I was trying to find components of the Riemann tensor and it occurred to me that there could be an issue with my notation. For example, if one particular component of the tensor is

$$R^{\theta}{}_{t\theta t},$$

and I wanted to find the component $R^t{}_{\theta\theta t}$, then I could

$$R^t{}_{\theta\theta t}=g^{tt}(-g_{\theta\theta} R^{\theta}{}_{t\theta t});$$ i.e. lower the $\theta$ index with the $g_{\theta\theta}$ component of the metric, then use the fact that $R_{t\theta\theta t}=-R_{\theta t\theta t}$ and finally, raise the $t$ index with the $g^{tt}$ component of the inverse metric.

I know that there should only be two indices the same on any one term, but, in this case these indices are neither free nor being summed over. So, is this notation allowed and is it correct to use the metric in this way?

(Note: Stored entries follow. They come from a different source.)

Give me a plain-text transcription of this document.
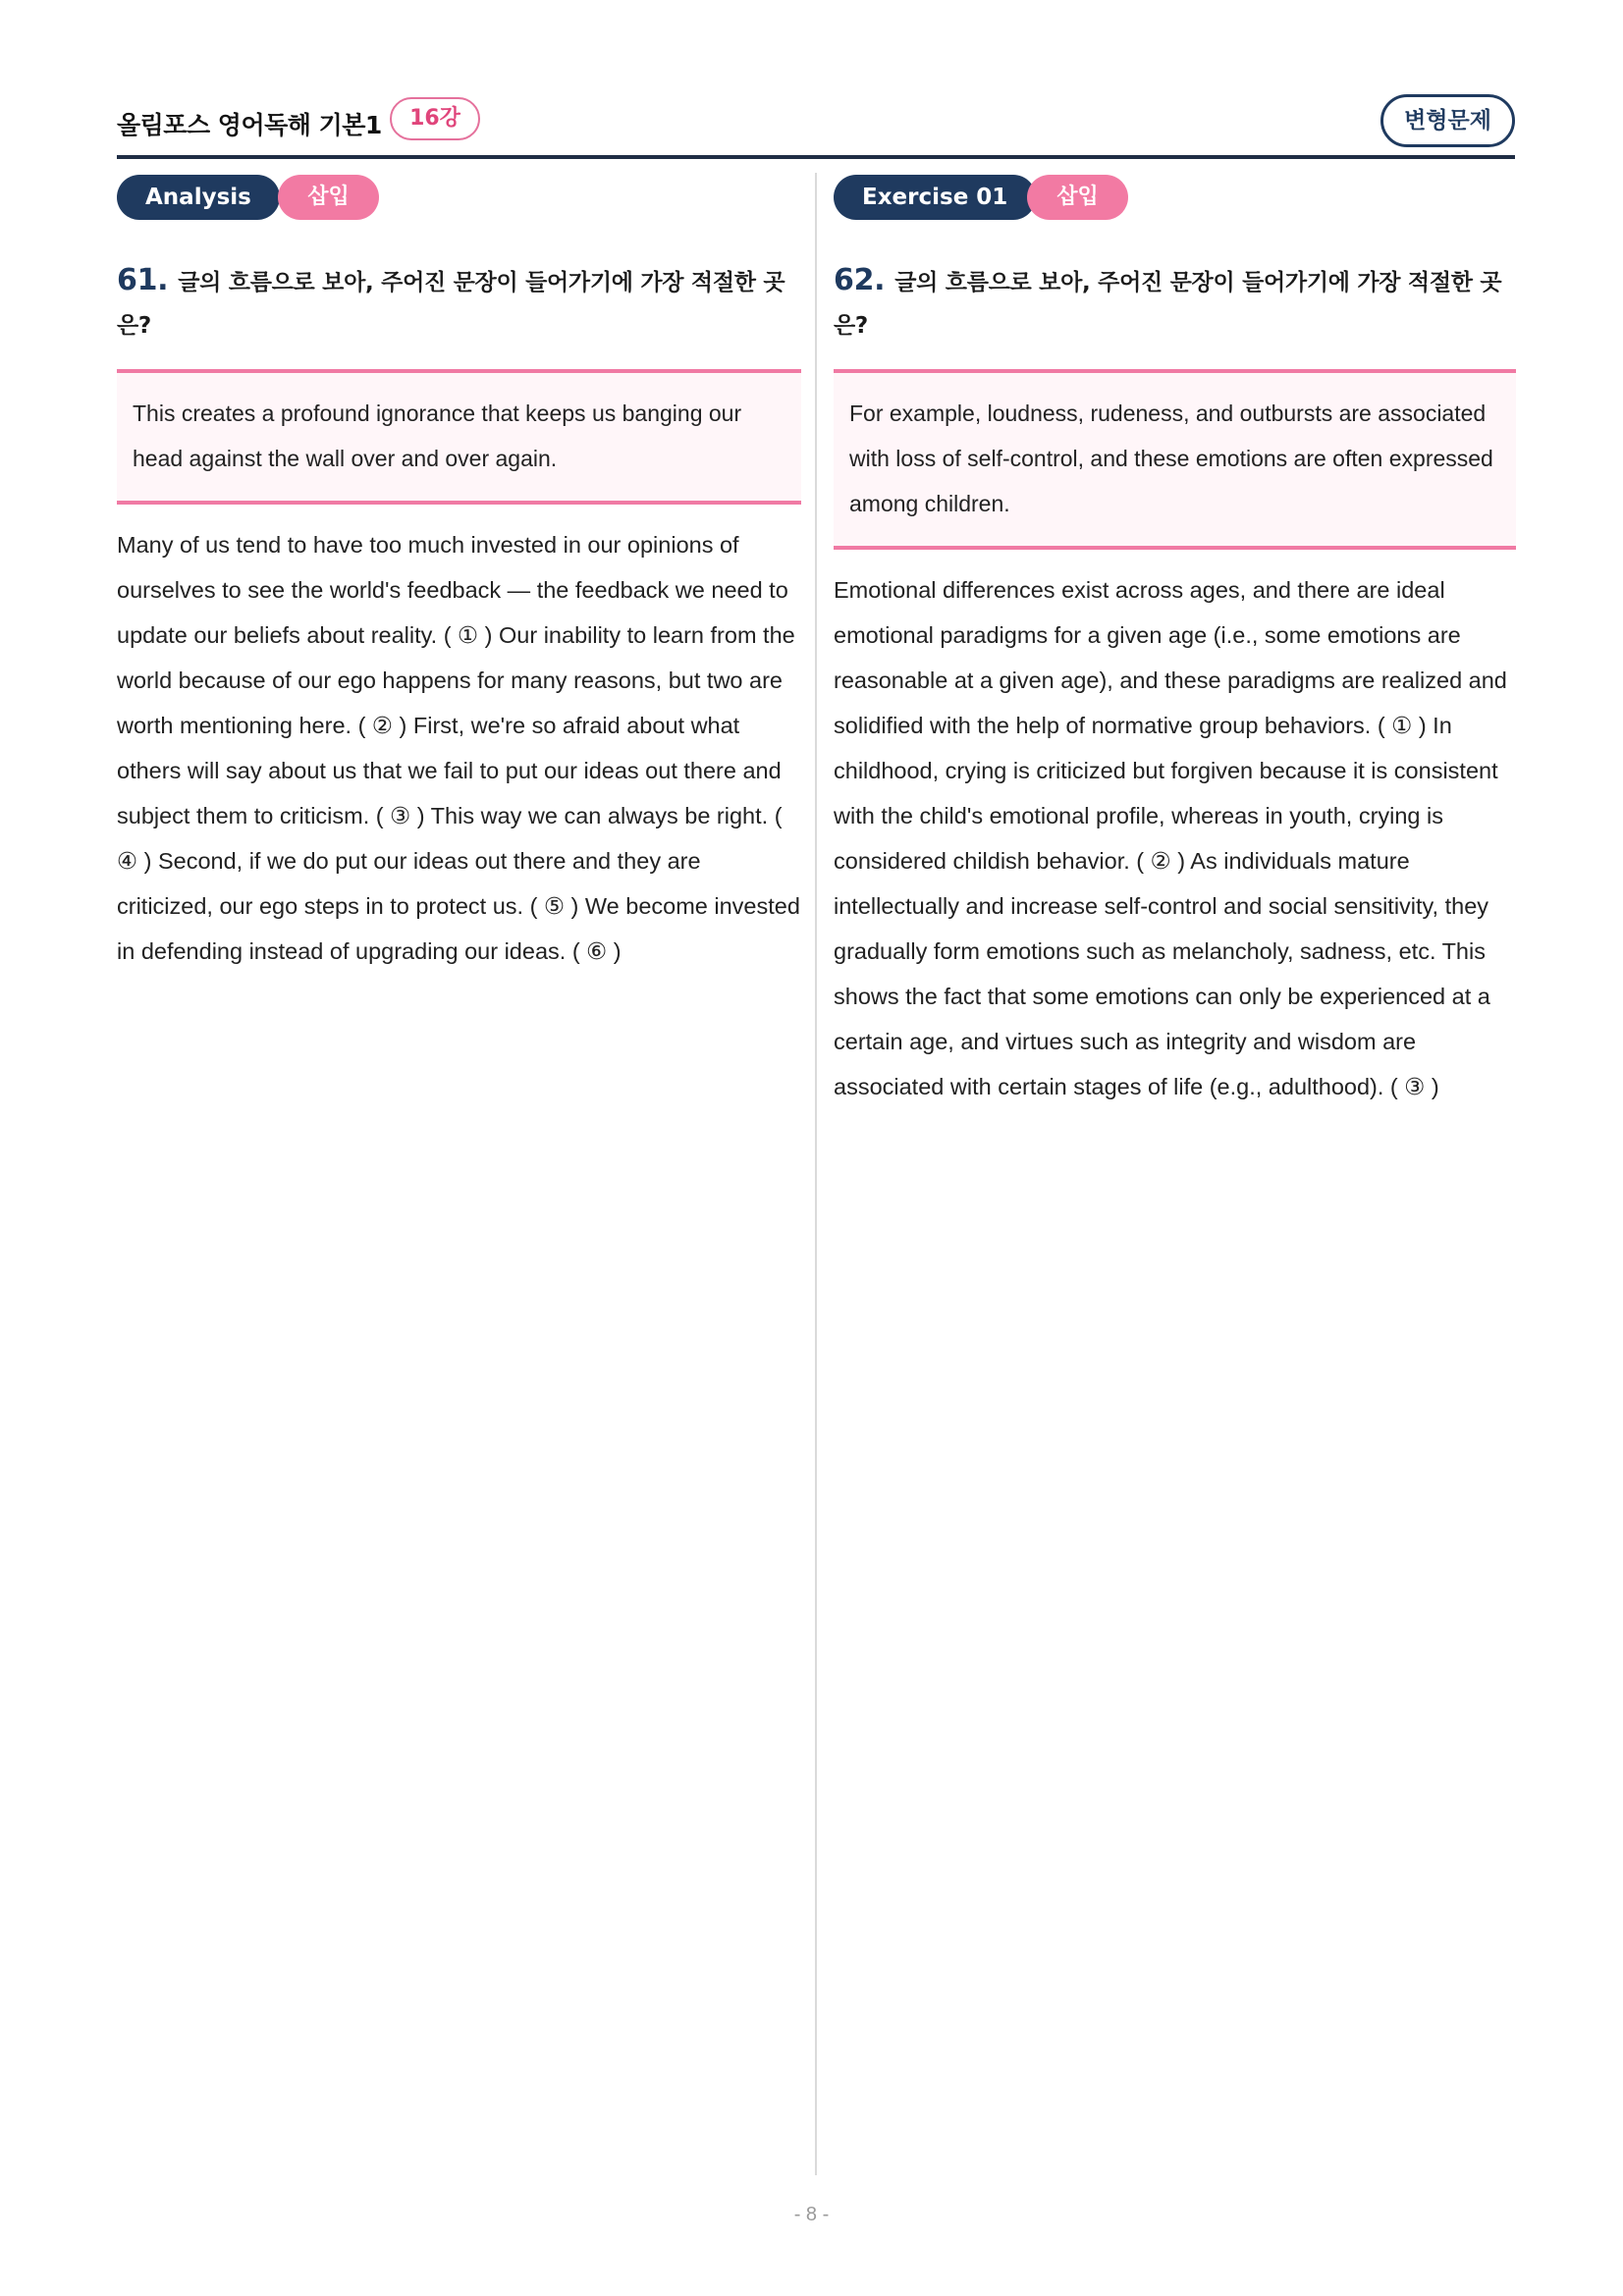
올림포스 영어독해 기본1	16강	변형문제
Analysis	삽입
61. 글의 흐름으로 보아, 주어진 문장이 들어가기에 가장 적절한 곳은?
This creates a profound ignorance that keeps us banging our head against the wall over and over again.
Many of us tend to have too much invested in our opinions of ourselves to see the world's feedback — the feedback we need to update our beliefs about reality. ( ① ) Our inability to learn from the world because of our ego happens for many reasons, but two are worth mentioning here. ( ② ) First, we're so afraid about what others will say about us that we fail to put our ideas out there and subject them to criticism. ( ③ ) This way we can always be right. ( ④ ) Second, if we do put our ideas out there and they are criticized, our ego steps in to protect us. ( ⑤ ) We become invested in defending instead of upgrading our ideas. ( ⑥ )
Exercise 01	삽입
62. 글의 흐름으로 보아, 주어진 문장이 들어가기에 가장 적절한 곳은?
For example, loudness, rudeness, and outbursts are associated with loss of self-control, and these emotions are often expressed among children.
Emotional differences exist across ages, and there are ideal emotional paradigms for a given age (i.e., some emotions are reasonable at a given age), and these paradigms are realized and solidified with the help of normative group behaviors. ( ① ) In childhood, crying is criticized but forgiven because it is consistent with the child's emotional profile, whereas in youth, crying is considered childish behavior. ( ② ) As individuals mature intellectually and increase self-control and social sensitivity, they gradually form emotions such as melancholy, sadness, etc. This shows the fact that some emotions can only be experienced at a certain age, and virtues such as integrity and wisdom are associated with certain stages of life (e.g., adulthood). ( ③ )
- 8 -
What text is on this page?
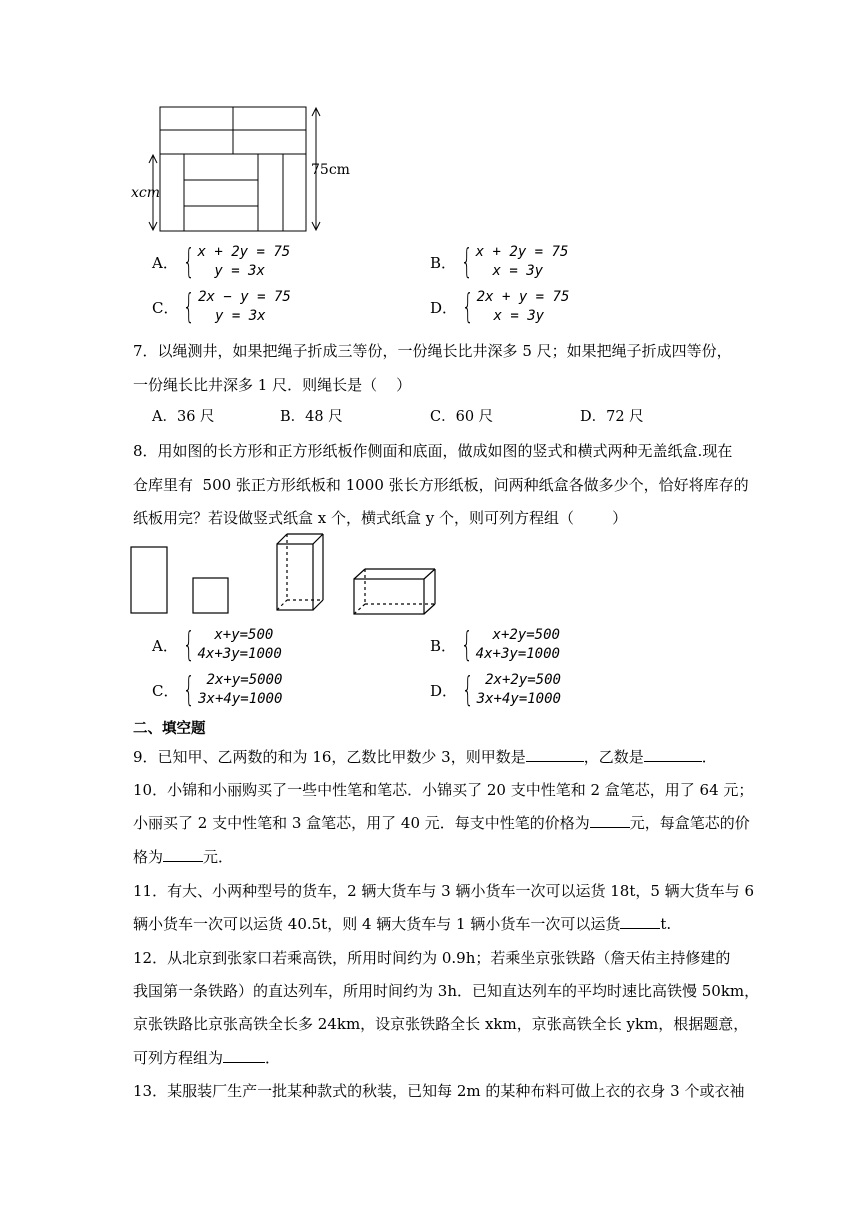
75cm
xcm
A． { x + 2y = 75
y = 3x	B． { x + 2y = 75
x = 3y
C． { 2x − y = 75
y = 3x	D． { 2x + y = 75
x = 3y
7．以绳测井，如果把绳子折成三等份，一份绳长比井深多 5 尺；如果把绳子折成四等份，
一份绳长比井深多 1 尺．则绳长是（    ）
A．36 尺	B．48 尺	C．60 尺	D．72 尺
8．用如图的长方形和正方形纸板作侧面和底面，做成如图的竖式和横式两种无盖纸盒.现在
仓库里有  500 张正方形纸板和 1000 张长方形纸板，问两种纸盒各做多少个，恰好将库存的
纸板用完？若设做竖式纸盒 x 个，横式纸盒 y 个，则可列方程组（        ）
A． { x+y=500
4x+3y=1000	B． { x+2y=500
4x+3y=1000
C． { 2x+y=5000
3x+4y=1000	D． { 2x+2y=500
3x+4y=1000
二、填空题
9．已知甲、乙两数的和为 16，乙数比甲数少 3，则甲数是	，乙数是	．
10．小锦和小丽购买了一些中性笔和笔芯．小锦买了 20 支中性笔和 2 盒笔芯，用了 64 元；
小丽买了 2 支中性笔和 3 盒笔芯，用了 40 元．每支中性笔的价格为	元，每盒笔芯的价
格为	元．
11．有大、小两种型号的货车，2 辆大货车与 3 辆小货车一次可以运货 18t，5 辆大货车与 6
辆小货车一次可以运货 40.5t，则 4 辆大货车与 1 辆小货车一次可以运货	t.
12．从北京到张家口若乘高铁，所用时间约为 0.9h；若乘坐京张铁路（詹天佑主持修建的
我国第一条铁路）的直达列车，所用时间约为 3h．已知直达列车的平均时速比高铁慢 50km，
京张铁路比京张高铁全长多 24km，设京张铁路全长 xkm，京张高铁全长 ykm，根据题意，
可列方程组为	．
13．某服装厂生产一批某种款式的秋装，已知每 2m 的某种布料可做上衣的衣身 3 个或衣袖
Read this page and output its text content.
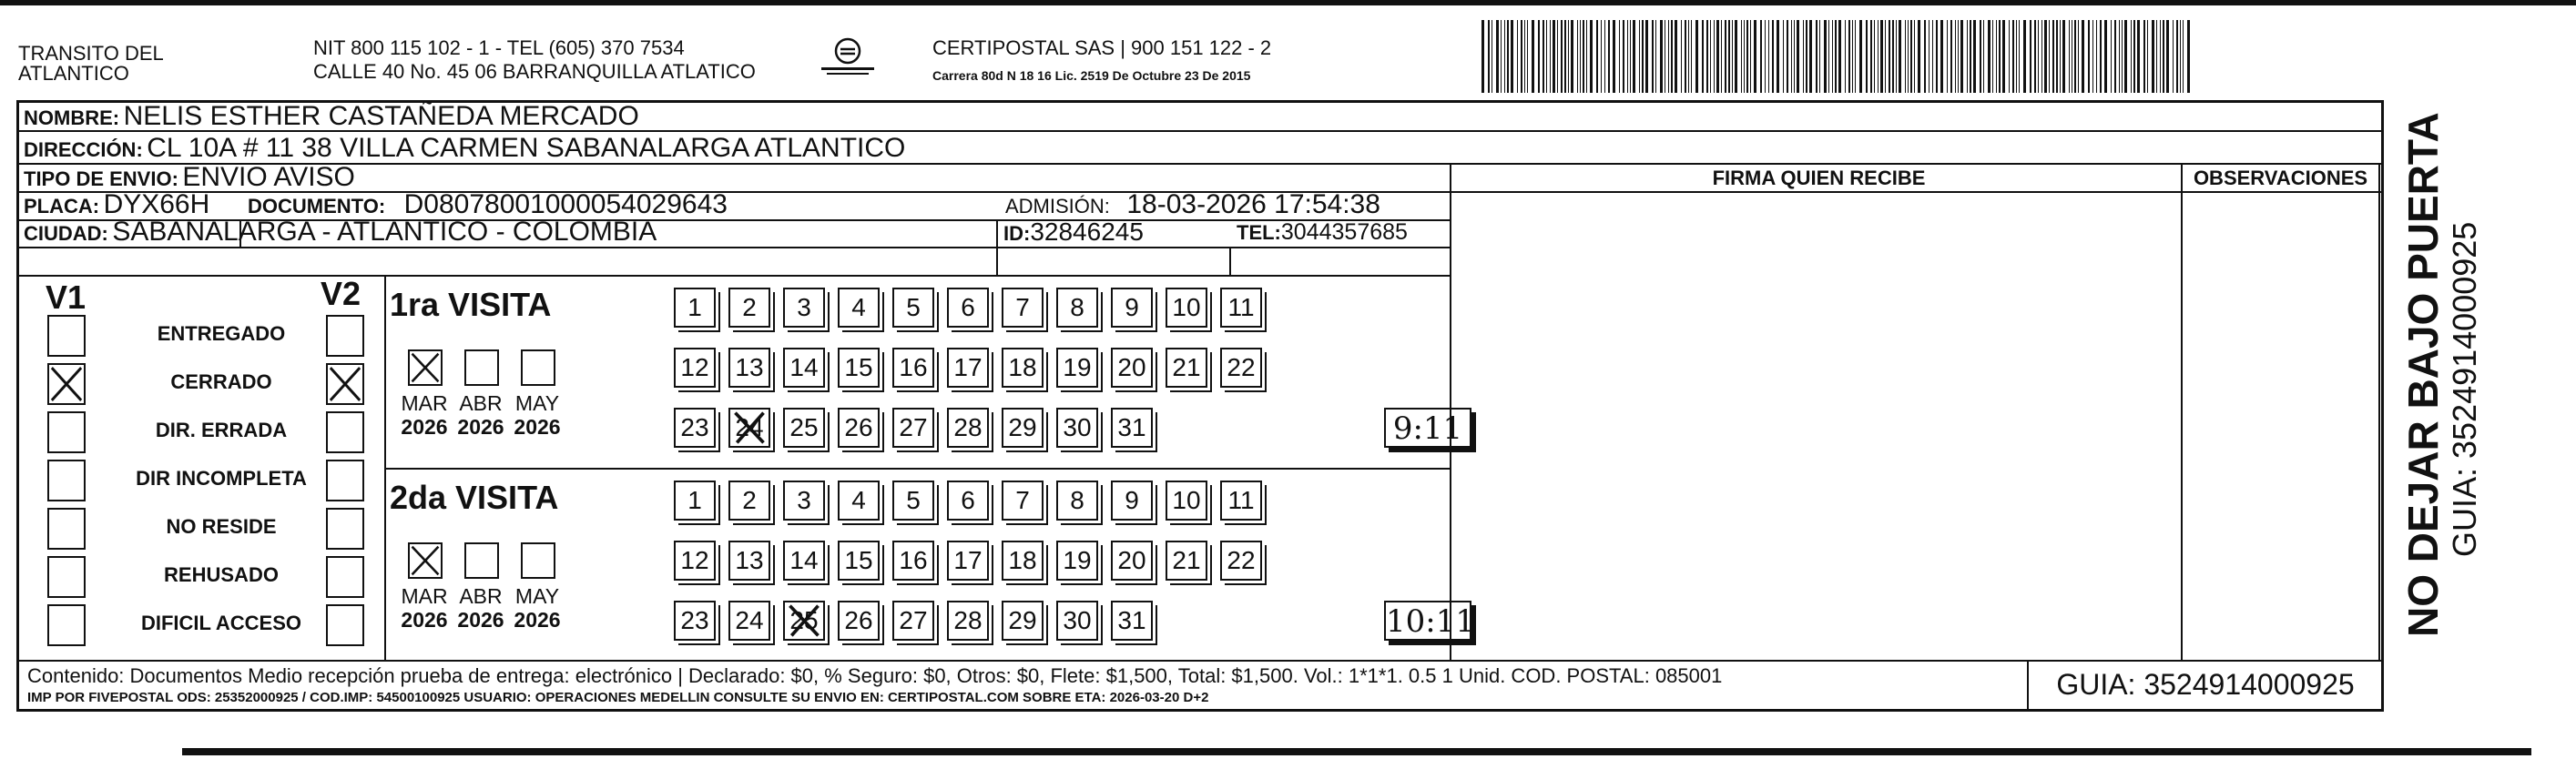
TRANSITO DEL
ATLANTICO
NIT 800 115 102 - 1 - TEL (605) 370 7534
CALLE 40 No. 45 06 BARRANQUILLA ATLATICO
CERTIPOSTAL SAS | 900 151 122 - 2
Carrera 80d N 18 16 Lic. 2519 De Octubre 23 De 2015
NOMBRE: NELIS ESTHER CASTAÑEDA MERCADO
DIRECCIÓN: CL 10A # 11 38 VILLA CARMEN SABANALARGA ATLANTICO
TIPO DE ENVIO: ENVIO AVISO	FIRMA QUIEN RECIBE	OBSERVACIONES
PLACA: DYX66H DOCUMENTO: D08078001000054029643	ADMISIÓN: 18-03-2026 17:54:38
CIUDAD: SABANALARGA - ATLANTICO - COLOMBIA	ID:32846245	TEL:3044357685
V1	V2
ENTREGADO
CERRADO
DIR. ERRADA
DIR INCOMPLETA
NO RESIDE
REHUSADO
DIFICIL ACCESO
1ra VISITA
MAR
2026
ABR
2026
MAY
2026
1	2	3	4	5	6	7	8	9	10	11
12 13 14 15 16 17 18 19 20 21 22
23 24 25 26 27 28 29 30 31	9:11
2da VISITA
MAR
2026
ABR
2026
MAY
2026
1	2	3	4	5	6	7	8	9	10	11
12 13 14 15 16 17 18 19 20 21 22
23 24 25 26 27 28 29 30 31	10:11
Contenido: Documentos Medio recepción prueba de entrega: electrónico | Declarado: $0, % Seguro: $0, Otros: $0, Flete: $1,500, Total: $1,500. Vol.: 1*1*1. 0.5 1 Unid. COD. POSTAL: 085001
IMP POR FIVEPOSTAL ODS: 25352000925 / COD.IMP: 54500100925 USUARIO: OPERACIONES MEDELLIN CONSULTE SU ENVIO EN: CERTIPOSTAL.COM SOBRE ETA: 2026-03-20 D+2	GUIA: 3524914000925
NO DEJAR BAJO PUERTA GUIA: 3524914000925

The $\theta$'s and $t$'s here are not indices (i.e., dummy indices), they're specific values of the indices. For example, if you have coordinates $(t,r,\theta,\phi)$, then you could also notate $R^\theta{}_{t\theta t}$ as $R^2{}_{020}$.
The manipulation you did with lowering the index, applying antisymmetry, and raising it again is a valid manipulation, and there is no need to explicitly notate the raising and lowering using the metric. If you do want to explicitly notate it, then you need indices on the metric that are dummy indices, i.e., variables that take on more than one value. These days most people use Greek letters for concrete indices, so you'd have stuff like $g^{\mu\nu}$.